Planning Commission Deputy Chairman Montek Singh Ahluwalia on Monday defended the widely criticised affidavit filed by the Commission before the Supreme Court. It had stated that Rs. 25 a day in rural areas constituted adequate private expenditure on food, education and health. Mr. Ahluwalia said the affidavit was “factually correct.”
He attributed the strong public reaction to a misreading of the affidavit, which, he said, was not “any new policy decision” but simply a “factual explanation” given to the Supreme Court on how poverty lines were calculated based on the findings of the Suresh Tendulkar Committee.
The poverty line estimate, he stressed, would not decide benefits or entitlements to food subsidies, which would be separate policy decisions for the government to take.
“I feel the Planning Commission's motives are being perhaps wrongly understood,” Mr. Ahluwalia told Indian reporters in Beijing, where he is heading the Indian delegation at the first Strategic Economic Dialogue (SED) with China. He said it was not the Commission's objective “to deny anybody benefits,” the provision of which was a separate issue for the government.
According to the poverty estimate in the affidavit, the percentage of people below the poverty line, based on 2009-10 data, was 32, seen by many as too small a section of the population entitled to certain benefits. Mr. Ahluwalia stressed that it was incorrect to suggest, based on the affidavit, that the Commission wanted to restrict the food subsidy to 32 per cent.
“In all the internal discussions, I have certainly been quite supportive that we can manage 41 per cent,” he clarified.
Mr. Ahluwalia said the Commission was also of the view that there was no unique logic as to what should be the poverty line, as poverty was a “multi-dimensional concept.”

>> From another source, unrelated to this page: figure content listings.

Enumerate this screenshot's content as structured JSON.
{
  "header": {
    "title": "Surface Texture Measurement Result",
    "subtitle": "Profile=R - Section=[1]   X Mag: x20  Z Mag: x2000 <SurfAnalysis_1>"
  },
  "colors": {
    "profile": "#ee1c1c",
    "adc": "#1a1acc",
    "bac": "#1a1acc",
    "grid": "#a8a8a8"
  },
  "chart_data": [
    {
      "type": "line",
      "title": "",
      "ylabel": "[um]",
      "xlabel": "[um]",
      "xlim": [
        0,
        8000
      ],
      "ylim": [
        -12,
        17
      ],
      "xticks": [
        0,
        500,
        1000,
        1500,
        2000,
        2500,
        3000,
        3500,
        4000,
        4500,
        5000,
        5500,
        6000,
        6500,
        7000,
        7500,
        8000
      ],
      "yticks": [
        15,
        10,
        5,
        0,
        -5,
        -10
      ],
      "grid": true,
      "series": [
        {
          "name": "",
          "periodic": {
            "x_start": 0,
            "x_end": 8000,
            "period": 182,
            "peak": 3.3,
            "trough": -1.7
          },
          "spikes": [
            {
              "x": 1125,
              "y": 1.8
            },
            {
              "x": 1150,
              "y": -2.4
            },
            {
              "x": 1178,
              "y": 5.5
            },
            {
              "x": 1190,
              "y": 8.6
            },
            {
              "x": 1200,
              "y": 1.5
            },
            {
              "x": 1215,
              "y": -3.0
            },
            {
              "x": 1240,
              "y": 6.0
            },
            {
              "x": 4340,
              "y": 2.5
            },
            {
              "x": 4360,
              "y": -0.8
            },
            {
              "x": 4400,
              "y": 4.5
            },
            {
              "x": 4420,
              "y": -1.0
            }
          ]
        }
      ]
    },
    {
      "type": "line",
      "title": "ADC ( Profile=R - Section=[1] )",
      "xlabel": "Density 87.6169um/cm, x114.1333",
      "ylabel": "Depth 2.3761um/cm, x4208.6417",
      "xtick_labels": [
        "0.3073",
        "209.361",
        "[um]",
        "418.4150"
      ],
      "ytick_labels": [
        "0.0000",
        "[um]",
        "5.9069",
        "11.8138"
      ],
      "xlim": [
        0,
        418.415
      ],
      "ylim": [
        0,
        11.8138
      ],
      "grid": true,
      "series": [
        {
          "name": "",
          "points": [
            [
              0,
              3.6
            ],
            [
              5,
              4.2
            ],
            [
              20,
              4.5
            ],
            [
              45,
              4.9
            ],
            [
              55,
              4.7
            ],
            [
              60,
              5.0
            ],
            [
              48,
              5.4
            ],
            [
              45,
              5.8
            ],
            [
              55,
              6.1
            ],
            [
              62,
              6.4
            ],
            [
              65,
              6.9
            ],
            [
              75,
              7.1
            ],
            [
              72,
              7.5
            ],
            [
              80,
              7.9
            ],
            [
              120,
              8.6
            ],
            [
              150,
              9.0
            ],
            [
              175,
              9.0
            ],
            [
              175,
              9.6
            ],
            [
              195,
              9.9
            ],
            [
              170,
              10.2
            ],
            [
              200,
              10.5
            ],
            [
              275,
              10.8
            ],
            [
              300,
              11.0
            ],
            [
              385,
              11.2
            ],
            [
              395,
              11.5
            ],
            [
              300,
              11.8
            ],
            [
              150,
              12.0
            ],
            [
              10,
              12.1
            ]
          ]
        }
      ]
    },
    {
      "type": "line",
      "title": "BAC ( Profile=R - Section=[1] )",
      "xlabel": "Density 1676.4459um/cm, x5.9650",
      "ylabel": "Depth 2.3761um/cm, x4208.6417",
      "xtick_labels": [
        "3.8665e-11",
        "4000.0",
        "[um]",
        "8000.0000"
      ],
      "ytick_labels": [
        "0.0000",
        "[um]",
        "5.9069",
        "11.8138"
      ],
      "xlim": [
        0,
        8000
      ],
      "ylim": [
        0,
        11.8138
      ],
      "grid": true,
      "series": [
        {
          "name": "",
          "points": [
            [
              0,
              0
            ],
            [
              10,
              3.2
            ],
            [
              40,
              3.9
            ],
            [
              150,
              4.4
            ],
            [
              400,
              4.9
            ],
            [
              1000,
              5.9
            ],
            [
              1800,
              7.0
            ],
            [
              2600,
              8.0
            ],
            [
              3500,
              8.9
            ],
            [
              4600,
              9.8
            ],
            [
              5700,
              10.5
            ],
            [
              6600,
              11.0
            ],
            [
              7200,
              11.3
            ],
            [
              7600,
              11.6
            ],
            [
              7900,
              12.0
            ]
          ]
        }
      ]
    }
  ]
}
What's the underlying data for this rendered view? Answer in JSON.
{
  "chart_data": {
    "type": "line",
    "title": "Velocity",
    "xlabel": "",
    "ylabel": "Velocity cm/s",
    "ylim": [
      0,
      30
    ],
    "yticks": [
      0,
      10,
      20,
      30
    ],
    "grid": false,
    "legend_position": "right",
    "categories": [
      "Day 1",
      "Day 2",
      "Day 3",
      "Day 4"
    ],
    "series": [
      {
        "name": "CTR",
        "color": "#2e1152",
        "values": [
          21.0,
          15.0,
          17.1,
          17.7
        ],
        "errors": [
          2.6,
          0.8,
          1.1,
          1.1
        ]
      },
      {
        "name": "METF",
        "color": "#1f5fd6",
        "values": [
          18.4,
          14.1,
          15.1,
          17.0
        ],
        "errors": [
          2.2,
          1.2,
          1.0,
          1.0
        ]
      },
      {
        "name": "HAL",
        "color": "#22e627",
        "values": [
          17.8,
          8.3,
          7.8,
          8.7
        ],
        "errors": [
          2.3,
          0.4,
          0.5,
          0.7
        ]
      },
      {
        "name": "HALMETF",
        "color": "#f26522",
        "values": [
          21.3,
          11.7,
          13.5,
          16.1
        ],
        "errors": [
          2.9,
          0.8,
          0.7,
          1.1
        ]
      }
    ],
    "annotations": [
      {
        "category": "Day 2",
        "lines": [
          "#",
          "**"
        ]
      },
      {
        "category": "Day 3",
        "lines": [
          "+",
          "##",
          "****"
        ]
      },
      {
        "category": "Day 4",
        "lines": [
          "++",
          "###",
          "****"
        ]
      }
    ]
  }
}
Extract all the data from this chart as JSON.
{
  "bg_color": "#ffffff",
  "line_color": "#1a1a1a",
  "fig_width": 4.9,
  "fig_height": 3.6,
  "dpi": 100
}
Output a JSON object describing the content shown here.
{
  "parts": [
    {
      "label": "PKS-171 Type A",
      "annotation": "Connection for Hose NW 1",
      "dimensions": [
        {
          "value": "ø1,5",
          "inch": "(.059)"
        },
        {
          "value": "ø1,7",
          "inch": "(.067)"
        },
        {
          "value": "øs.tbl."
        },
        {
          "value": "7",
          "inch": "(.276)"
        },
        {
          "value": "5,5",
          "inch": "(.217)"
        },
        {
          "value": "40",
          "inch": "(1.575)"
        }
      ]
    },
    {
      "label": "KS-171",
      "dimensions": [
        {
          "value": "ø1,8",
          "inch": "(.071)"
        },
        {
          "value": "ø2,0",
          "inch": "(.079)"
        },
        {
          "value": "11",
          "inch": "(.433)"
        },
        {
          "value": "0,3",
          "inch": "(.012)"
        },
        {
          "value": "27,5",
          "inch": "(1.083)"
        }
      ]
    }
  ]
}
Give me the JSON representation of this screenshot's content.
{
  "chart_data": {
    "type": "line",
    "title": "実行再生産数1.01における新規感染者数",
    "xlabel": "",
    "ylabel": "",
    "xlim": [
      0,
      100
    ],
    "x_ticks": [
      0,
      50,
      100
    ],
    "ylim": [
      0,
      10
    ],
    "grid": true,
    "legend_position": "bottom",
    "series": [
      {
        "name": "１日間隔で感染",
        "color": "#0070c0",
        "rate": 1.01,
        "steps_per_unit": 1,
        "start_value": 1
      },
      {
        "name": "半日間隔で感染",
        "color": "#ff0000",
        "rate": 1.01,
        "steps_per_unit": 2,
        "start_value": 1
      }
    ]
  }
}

“Many people…have sort of misread the affidavit, and I have heard people say things like, ‘How can you expect anybody to feed a family on Rs. 32 a day?',” he said. “The factual position is that this number is a per capita number …and if you are talking about a family of five, you have to multiply this by about five.”
“Per person a day”
“In the affidavit,” he added, “we have indicated, first of all, that this is the number that the Tendulkar Committee recommended when we asked them to look at the poverty line. The Tendulkar numbers are expressed as per person per day, and some people have confused that with what it would require to feed a family.”
“If people feel that this poverty line is too low,” Mr. Ahluwalia added, “I am not sure what we can do because this is the Tendulkar recommendation. Maybe we can appoint another committee, but that is about all.”